I focolai di opposizione violenta causano preoccupazione in Bolivia
Focolai di violenza simili a quelli usati per destabilizzare il governo di Evo Morales un anno fa stanno destando preoccupazione in Bolivia, insieme alla confessione di un leader di destra che ha finanziato quel movimento.
Nella città orientale di Santa Cruz, una roccaforte dell’opposizione di destra, i presunti membri della cosiddetta Unione dei giovani Cruceñista, un gruppo regionalista, questa settimana hanno attaccato in pieno giorno i parlamentari del Movimento verso il socialismo (MAS) al potere.
Le vittime hanno denunciato di non poter partecipare a una riunione dei rappresentanti di Santa Cruz alla Camera dei deputati, in un’aggressione simile a quelle commesse durante il colpo di Stato contro l’allora presidente Evo Morales un anno fa.
L’attacco è stato condannato dall’ufficio boliviano dell’Alto Commissariato delle Nazioni Unite per i diritti umani, che ha chiesto un dialogo per risolvere problemi come quello di Montero.
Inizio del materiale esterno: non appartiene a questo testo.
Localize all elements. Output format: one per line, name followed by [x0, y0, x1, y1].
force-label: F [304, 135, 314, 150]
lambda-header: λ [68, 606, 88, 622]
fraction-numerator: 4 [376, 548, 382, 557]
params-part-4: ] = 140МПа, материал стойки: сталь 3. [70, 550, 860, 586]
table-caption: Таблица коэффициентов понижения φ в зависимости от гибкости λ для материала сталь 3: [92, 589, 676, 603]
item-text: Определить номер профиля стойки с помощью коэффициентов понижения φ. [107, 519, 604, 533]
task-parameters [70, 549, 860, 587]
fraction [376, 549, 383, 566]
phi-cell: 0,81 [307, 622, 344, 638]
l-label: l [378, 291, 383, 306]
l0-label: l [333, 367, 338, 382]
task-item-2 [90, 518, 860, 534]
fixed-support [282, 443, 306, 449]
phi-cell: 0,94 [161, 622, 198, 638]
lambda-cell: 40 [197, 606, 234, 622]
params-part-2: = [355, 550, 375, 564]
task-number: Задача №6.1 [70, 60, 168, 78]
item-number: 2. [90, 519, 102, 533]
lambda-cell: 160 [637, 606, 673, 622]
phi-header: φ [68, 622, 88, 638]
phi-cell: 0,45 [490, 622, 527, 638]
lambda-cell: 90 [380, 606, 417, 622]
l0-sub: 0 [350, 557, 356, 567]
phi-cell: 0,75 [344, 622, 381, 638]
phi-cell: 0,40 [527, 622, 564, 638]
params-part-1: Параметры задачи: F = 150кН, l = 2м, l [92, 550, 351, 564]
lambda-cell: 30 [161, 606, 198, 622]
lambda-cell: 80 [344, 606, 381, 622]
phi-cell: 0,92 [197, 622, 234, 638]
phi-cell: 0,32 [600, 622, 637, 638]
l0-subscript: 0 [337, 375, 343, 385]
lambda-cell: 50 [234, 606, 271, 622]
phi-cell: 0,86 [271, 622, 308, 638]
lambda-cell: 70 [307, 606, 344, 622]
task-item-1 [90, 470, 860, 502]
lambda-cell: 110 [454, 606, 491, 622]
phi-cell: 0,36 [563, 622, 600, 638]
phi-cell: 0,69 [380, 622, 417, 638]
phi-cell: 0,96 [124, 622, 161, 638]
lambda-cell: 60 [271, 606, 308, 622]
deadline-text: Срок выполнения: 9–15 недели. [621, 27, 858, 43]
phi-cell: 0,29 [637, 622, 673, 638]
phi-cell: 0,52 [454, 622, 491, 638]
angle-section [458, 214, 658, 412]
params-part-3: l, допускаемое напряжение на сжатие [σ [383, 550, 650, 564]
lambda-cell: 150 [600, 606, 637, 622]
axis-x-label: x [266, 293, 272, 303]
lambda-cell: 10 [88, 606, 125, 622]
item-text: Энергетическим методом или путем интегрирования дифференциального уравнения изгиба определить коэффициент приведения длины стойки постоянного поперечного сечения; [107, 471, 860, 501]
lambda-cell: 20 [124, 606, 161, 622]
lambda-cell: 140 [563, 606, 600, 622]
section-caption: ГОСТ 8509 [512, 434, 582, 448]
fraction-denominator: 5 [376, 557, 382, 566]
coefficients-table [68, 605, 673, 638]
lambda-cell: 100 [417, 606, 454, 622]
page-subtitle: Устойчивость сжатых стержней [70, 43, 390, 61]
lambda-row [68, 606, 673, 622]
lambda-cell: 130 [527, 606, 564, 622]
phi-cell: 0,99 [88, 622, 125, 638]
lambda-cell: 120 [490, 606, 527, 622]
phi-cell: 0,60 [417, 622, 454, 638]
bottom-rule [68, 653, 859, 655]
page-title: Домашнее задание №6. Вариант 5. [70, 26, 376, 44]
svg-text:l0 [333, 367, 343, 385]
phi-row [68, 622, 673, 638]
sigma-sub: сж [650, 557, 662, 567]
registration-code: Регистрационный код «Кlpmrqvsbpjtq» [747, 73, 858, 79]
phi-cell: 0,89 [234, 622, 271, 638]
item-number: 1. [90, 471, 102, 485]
L’attentato è avvenuto nel contesto di un conflitto per l’ufficio del sindaco locale, dove la maggioranza dei consiglieri del MAS ha nominato Teresa Paz in sostituzione di Miguel Hurtado, del gruppo Creemos, il cui leader è l’evangelico di destra Luis Camacho.
Camacho ha fatto notizia ammettendo di aver finanziato lo sciopero generale e le proteste a Santa Cruz che sono state la chiave delle dimissioni di Evo Morales e che i settori dell’opposizione si presentano come ribellione dei cittadini.
Dopo l’insediamento del governo di fatto, un anno fa, il personaggio ha dichiarato che il padre milionario – legato alle dittature precedenti – si era “accordato” con i comandanti militari per evitare la repressione della violenza di destra e per fare pressione su Morales affinché si dimettesse, dopo una rivolta della polizia in cui le tangenti erano state mediate.
Il gruppo di Camacho, Creemos, la terza forza parlamentare, ha protestato ieri contro la decisione del legislatore di dichiarare gli “Eroi dello Stato Plurinazionale della Bolivia” uccisi nella repressione della polizia e militare contro le manifestazioni anti-colpo di stato, nel 2019.